Una vez hecho el encargo, que sin duda urgía, nos miró bien a los dos y le vio el enorme frenillo que tenía el peque y del que nadie en el hospital se había preocupado hasta el momento. Sobre la marcha llamó para darnos cita para quitárselo y mientras tanto me pautó lactancia mixta y mucho, mucho, muchísimo sacaleches. Así estuvimos otros cuatro días. Mi bebé ya feliz, mucho más relajado, con el estómago lleno y manchando pañales sin parar y yo algo más tranquila, aunque hasta el gorro de aquella máquina que me hacía parecer una vaca lechera. La matrona, un ángel, nos llamó todos los días. Me hacía apuntar la cantidad de ml de leche que sacaba cada vez que ponía el sacaleches, una cantidad que ya era muy bajita y que iba menguando sin parar día a día, pero que confiábamos en que, una vez operado el frenillo del peque, lo pudiera remontar sin mayor problema.

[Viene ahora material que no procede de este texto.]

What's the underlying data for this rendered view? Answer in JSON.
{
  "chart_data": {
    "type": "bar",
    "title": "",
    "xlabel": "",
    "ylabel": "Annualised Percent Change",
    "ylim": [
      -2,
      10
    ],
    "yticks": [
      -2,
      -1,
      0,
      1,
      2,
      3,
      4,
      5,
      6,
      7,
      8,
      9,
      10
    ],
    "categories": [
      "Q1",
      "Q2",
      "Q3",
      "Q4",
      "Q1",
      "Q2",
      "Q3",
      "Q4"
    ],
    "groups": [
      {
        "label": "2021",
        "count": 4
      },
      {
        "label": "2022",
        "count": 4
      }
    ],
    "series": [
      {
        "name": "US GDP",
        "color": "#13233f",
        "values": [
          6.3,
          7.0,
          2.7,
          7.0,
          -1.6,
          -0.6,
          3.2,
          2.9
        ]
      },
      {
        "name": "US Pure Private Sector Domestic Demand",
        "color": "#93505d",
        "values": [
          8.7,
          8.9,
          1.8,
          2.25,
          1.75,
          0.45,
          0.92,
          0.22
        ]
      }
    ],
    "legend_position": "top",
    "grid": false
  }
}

No fue así y por mucho que quitamos el frenillo y seguíamos insistiendo con la teta y con el sacaleches mi producción nunca aumentó. Unos días después de la intervención y viendo que de cada vez que ponía el sacaleches no sacaba más de 30 o 40 ml en el mejor de los casos, mi matrona me dijo que había unas pastillas que tenían como efecto secundario la subida de la leche. Que si quería, podía probar. Ese fue el momento en el que supe que tenía que parar. Que me daban igual los expertos, los gurús y todos los médicos del mundo. No podía más con la teta, no podía más con el sacaleches y lo que me faltaba era empezar a tomar una medicina que no necesitaba. Veía a mi hijo comer feliz de su biberón, empezó a coger peso y a crecer a la velocidad de la luz y empezó a dormir algunas horas seguidas. Él no necesitaba la teta, esas necesidades ya las tenía cubiertas, lo que necesitaba era recuperar a su madre, que en aquel momento se sentía cualquier cosa menos madre. Poco a poco, con ayuda del dichoso sacaleches, fui dejando que se retirara la poquísima leche que aun quedaba y en cuestión de una semana se terminó para siempre la teta en casa.

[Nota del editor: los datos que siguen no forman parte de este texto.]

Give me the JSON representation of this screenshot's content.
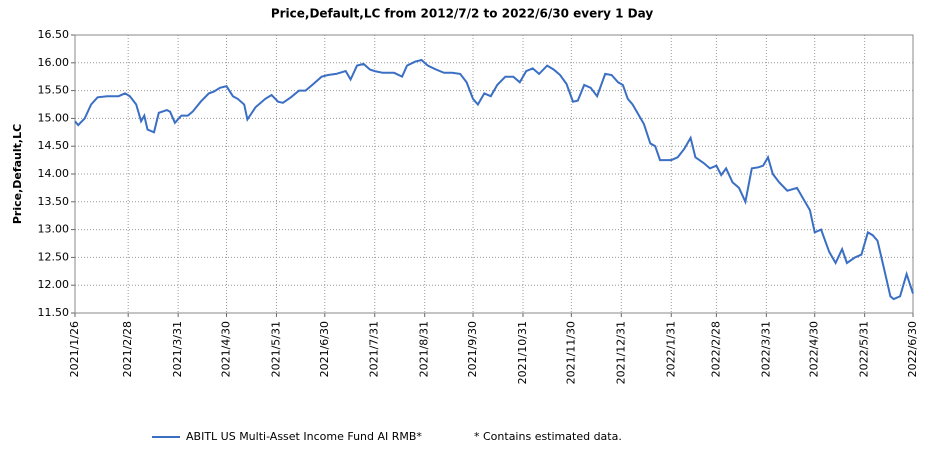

Ya te lo advertí. No pude dar el pecho y por momentos casi me quedo en el intento, pero aprendí muchísimo. Por ejemplo, que no valía ni una sola de las creencias que tuviera antes de ser madre, que no servía de nada ponerse expectativas y, sobre todo, que no volvería a juzgar a ninguna mamá. También aprendí, quizás lo más importante, que mi salud mental estaba por delante de todo lo demás y que eso no me hacía peor madre, sólo me hacía humana.